Коротыжин достал из-под прилавка майонезную баночку с сахаром Нурии Рушановны. Сам Коротыжин чай никогда не сластил – он находил, что сахар прогоняет из напитка чудо, которое в нём есть.

– Так вот, – сказал Коротыжин. – Моего пламенника в Московии сильно увлекла медвежья охота. К этому ремеслу он подступил ещё в пору бортничества – над крышей колоды подвешивался на верёвке здоровенный чурбан, который тем сильнее бил медведя в лоб, чем сильнее тот отпихивал его лапами. Так – разбивая в кровь морду – доводил упрямый зверь себя до изнеможения. Или готовился специальный лабазец – сунет медведь лапу в щель, пощупает соты, а тут – бымс! – захлопнется доска с шипами, и как зверь ни бейся, погибает дурацкой смертью: разбивает ему ловец задницу палкой, отчего вмиг пропадает медвежья сила… – При известии о медвежьей слабинке парень прыснул в чай. – Я знаю об этом отчасти со слов пламенника, отчасти из книги «Чин медвежьей охоты», которую написал тот же пламенник в бытность свою пестуном у княжичей в Суздале.

Разумеется, капканы были баловством – настоящая охота начиналась тогда, когда мужики ловили зайца и с рогатинами шли к берлоге. У берлоги начинали зайца щипать – медведь заячьего писку не выносит – и тем подымали зверя. Вставал мохнач, разметав валежник, на дыбы, и тут кто посмелее, изловчась, чтобы зверь не вышиб и не переломил рогатину, всаживал остриё медведю под самую ложечку. Зверь подымал рёв на весь лес, а ловец упирал рогатину в первый корень и был таков, – медведь же, чем больше бился и хватался когтями за рогатину, тем глубже загонял остриё в своё тело. Оставалось добычу ножами добить и поделить по уговору… Но если упустят ловцы медведя, то нет тогда зверя ужасней на свете – всю зиму он уже не ложится, лютует, ломает людей и скот, выедает коровам вымя…

– И долго?.. – Парень сглотнул, будто вернул в глотку грубоватое для слизистой слово. – Долго твой призванный небо коптит?

– Вот смотри… – Коротыжин шаркнул к стеллажу и снял с полки пухленький том в шестнадцатую долю листа.


– Пламенник написал это в пятнадцатом веке на русском, – сказал Коротыжин. – Впоследствии, проживая в Италии, он перевёл рукопись на латынь и преподнёс папе Пию II как документ, позволяющий глубже постичь упрямый оплот греческой схизмы. Книга была издана в папской типографии. С неё и сделан обратный перевод на русский, так как оригинал утрачен. – Коротыжин отложил матово-бурый, в потёках, том. – Ну а что с ним было до пятнадцатого века, пламенник рассказывать не любит. Ещё я знаю, что он посильно помогал Пискатору в составлении карты Московии…

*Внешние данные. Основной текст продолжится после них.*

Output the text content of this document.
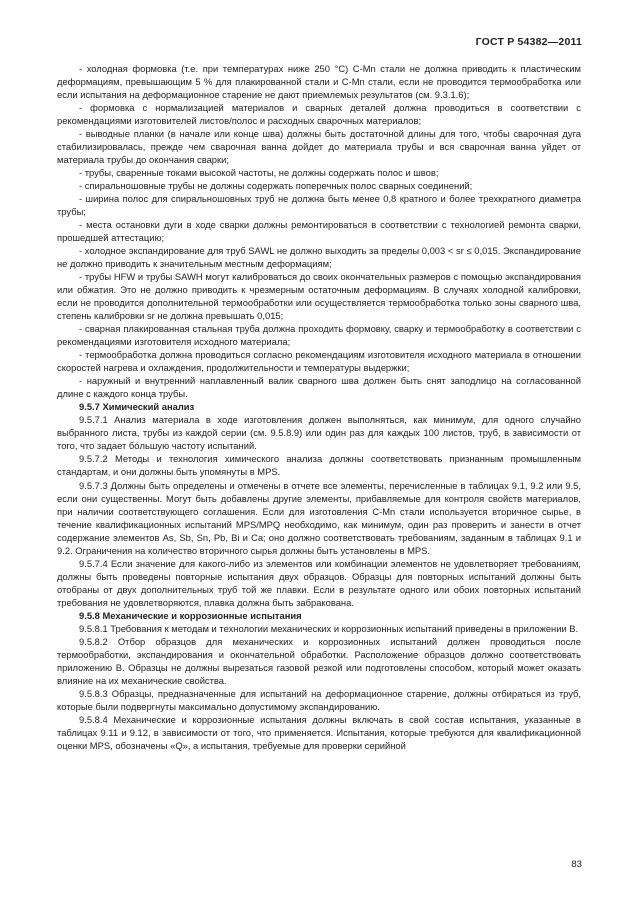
ГОСТ Р 54382—2011

- холодная формовка (т.е. при температурах ниже 250 °С) С-Мn стали не должна приводить к пластическим деформациям, превышающим 5 % для плакированной стали и С-Mn стали, если не проводится термообработка или если испытания на деформационное старение не дают приемлемых результатов (см. 9.3.1.6);

- формовка с нормализацией материалов и сварных деталей должна проводиться в соответствии с рекомендациями изготовителей листов/полос и расходных сварочных материалов;

- выводные планки (в начале или конце шва) должны быть достаточной длины для того, чтобы сварочная дуга стабилизировалась, прежде чем сварочная ванна дойдет до материала трубы и вся сварочная ванна уйдет от материала трубы до окончания сварки;

- трубы, сваренные токами высокой частоты, не должны содержать полос и швов;

- спиральношовные трубы не должны содержать поперечных полос сварных соединений;

- ширина полос для спиральношовных труб не должна быть менее 0,8 кратного и более трехкратного диаметра трубы;

- места остановки дуги в ходе сварки должны ремонтироваться в соответствии с технологией ремонта сварки, прошедшей аттестацию;

- холодное экспандирование для труб SAWL не должно выходить за пределы 0,003 < sr ≤ 0,015. Экспандирование не должно приводить к значительным местным деформациям;

- трубы HFW и трубы SAWH могут калиброваться до своих окончательных размеров с помощью экспандирования или обжатия. Это не должно приводить к чрезмерным остаточным деформациям. В случаях холодной калибровки, если не проводится дополнительной термообработки или осуществляется термообработка только зоны сварного шва, степень калибровки sr не должна превышать 0,015;

- сварная плакированная стальная труба должна проходить формовку, сварку и термообработку в соответствии с рекомендациями изготовителя исходного материала;

- термообработка должна проводиться согласно рекомендациям изготовителя исходного материала в отношении скоростей нагрева и охлаждения, продолжительности и температуры выдержки;

- наружный и внутренний наплавленный валик сварного шва должен быть снят заподлицо на согласованной длине с каждого конца трубы.

9.5.7 Химический анализ

9.5.7.1 Анализ материала в ходе изготовления должен выполняться, как минимум, для одного случайно выбранного листа, трубы из каждой серии (см. 9.5.8.9) или один раз для каждых 100 листов, труб, в зависимости от того, что задает бóльшую частоту испытаний.

9.5.7.2 Методы и технология химического анализа должны соответствовать признанным промышленным стандартам, и они должны быть упомянуты в MPS.

9.5.7.3 Должны быть определены и отмечены в отчете все элементы, перечисленные в таблицах 9.1, 9.2 или 9.5, если они существенны. Могут быть добавлены другие элементы, прибавляемые для контроля свойств материалов, при наличии соответствующего соглашения. Если для изготовления С-Mn стали используется вторичное сырье, в течение квалификационных испытаний MPS/MPQ необходимо, как минимум, один раз проверить и занести в отчет содержание элементов As, Sb, Sn, Pb, Bi и Ca; оно должно соответствовать требованиям, заданным в таблицах 9.1 и 9.2. Ограничения на количество вторичного сырья должны быть установлены в MPS.

9.5.7.4 Если значение для какого-либо из элементов или комбинации элементов не удовлетворяет требованиям, должны быть проведены повторные испытания двух образцов. Образцы для повторных испытаний должны быть отобраны от двух дополнительных труб той же плавки. Если в результате одного или обоих повторных испытаний требования не удовлетворяются, плавка должна быть забракована.

9.5.8 Механические и коррозионные испытания

9.5.8.1 Требования к методам и технологии механических и коррозионных испытаний приведены в приложении B.

9.5.8.2 Отбор образцов для механических и коррозионных испытаний должен проводиться после термообработки, экспандирования и окончательной обработки. Расположение образцов должно соответствовать приложению B. Образцы не должны вырезаться газовой резкой или подготовлены способом, который может оказать влияние на их механические свойства.

9.5.8.3 Образцы, предназначенные для испытаний на деформационное старение, должны отбираться из труб, которые были подвергнуты максимально допустимому экспандированию.

9.5.8.4 Механические и коррозионные испытания должны включать в свой состав испытания, указанные в таблицах 9.11 и 9.12, в зависимости от того, что применяется. Испытания, которые требуются для квалификационной оценки MPS, обозначены «Q», а испытания, требуемые для проверки серийной

83
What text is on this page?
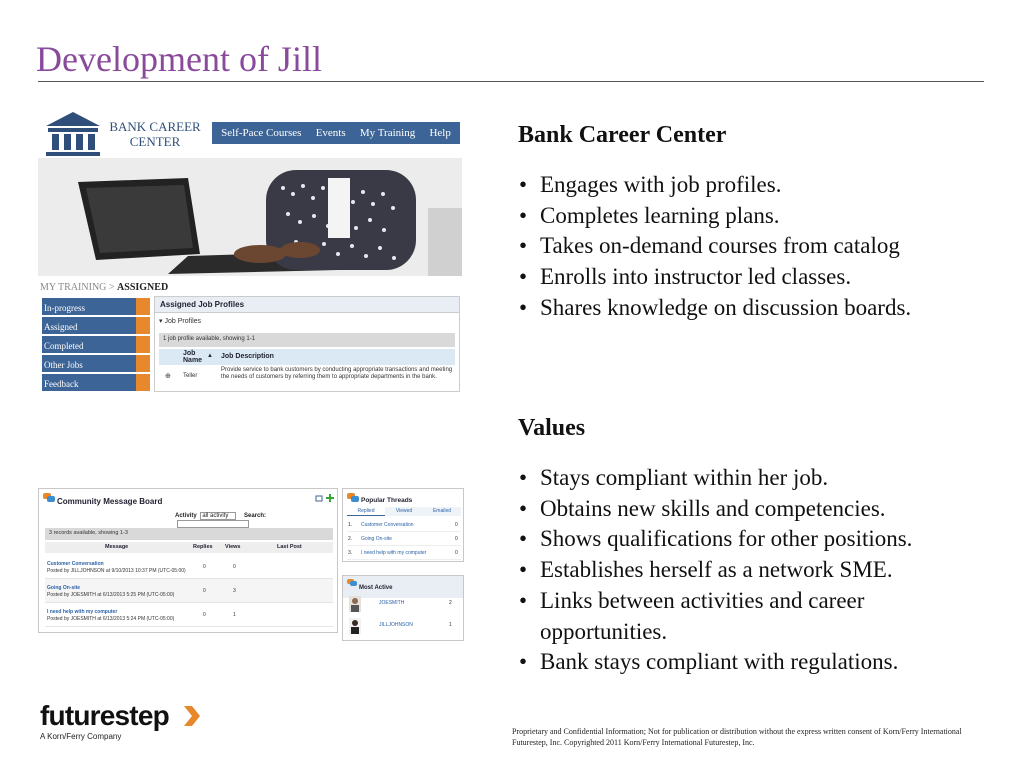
Development of Jill
BANK CAREER CENTER
Self-Pace Courses Events My Training Help
MY TRAINING > ASSIGNED
In-progress
Assigned
Completed
Other Jobs
Feedback
Assigned Job Profiles
▾ Job Profiles
1 job profile available, showing 1-1
Job Name
▲ Job Description
⊕ Teller
Provide service to bank customers by conducting appropriate transactions and meeting the needs of customers by referring them to appropriate departments in the bank.
Community Message Board
Activity all activity	Search:
3 records available, showing 1-3
Message	Replies Views	Last Post
Customer Conversation
Posted by JILLJOHNSON at 9/10/2013 10:37 PM (UTC-05:00)
0	0
Going On-site
Posted by JOESMITH at 6/13/2013 5:25 PM (UTC-05:00)
0	3
I need help with my computer
Posted by JOESMITH at 6/13/2013 5:24 PM (UTC-05:00)
0	1
Popular Threads
Replied	Viewed	Emailed
1. Customer Conversation	0
2. Going On-site	0
3. I need help with my computer	0
Most Active
JOESMITH	2
JILLJOHNSON	1
Bank Career Center
• Engages with job profiles.
• Completes learning plans.
• Takes on-demand courses from catalog
• Enrolls into instructor led classes.
• Shares knowledge on discussion boards.
Values
• Stays compliant within her job.
• Obtains new skills and competencies.
• Shows qualifications for other positions.
• Establishes herself as a network SME.
• Links between activities and career opportunities.
• Bank stays compliant with regulations.
futurestep
A Korn/Ferry Company
Proprietary and Confidential Information; Not for publication or distribution without the express written consent of Korn/Ferry International Futurestep, Inc. Copyrighted 2011 Korn/Ferry International Futurestep, Inc.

– А про медведей – всё? – Из пачки проклюнулась вторая сигарета.

– Отчего же… Казалось бы, что ему медведь – он мог шутя заставить зверя служить себе, лишь начертав в воздухе знак, мог убить его заклятьем, но он хотел испытать над ним не победу своей таинственной силы, а честную победу того, что было в нём человеческим. Завалив с десяток медведей ватагой, пламенник принялся ходить на зверя один на один. Готовился загодя – собирал сколько мог телячьих пузырей и сыромятной кожи, обтягивал ими затылок, шею и плечи, залезал в протопленную печь и сидел там, пока не ссыхались на нём доспехи тяжёлой бронёй. Потом два дня точил широкий обоюдоострый нож, привязывал его крепко-накрепко ремешком к руке, надевал на броню полушубок, подхватывал рогатину и шёл к берлоге или на медвежью тропу, где мохнач ревел по зорям. Зверь, чутьём врага узнав, вставал на дыбы и кидался на ловца, – тут впивалась ему в грудь рогатина и сердила до последней меры. Пока медведь свирепствовал, боролся с рогатиной, с корнями вырывал кусты и зашвыривал их в пространство, пламенник укрывался за деревом и караулил удобную минуту. А как подкараулит, заслонит лицо локтем, бросится на зверя и порет ему ножом шкуру от ключицы до клочка хвоста, пока не вывалятся потроха. Страшно, а что делать – отступи только, медведь задерёт и высосет мозги. – Коротыжин смочил горло чаем. – Так и действовал всякий матёрый медвежатник и так ходил один на один, пока не заваливал тридцатого медведя. А после тридцатого перестаёт страх бить в сердце, и никакой медведь больше не уйдёт и не поломает.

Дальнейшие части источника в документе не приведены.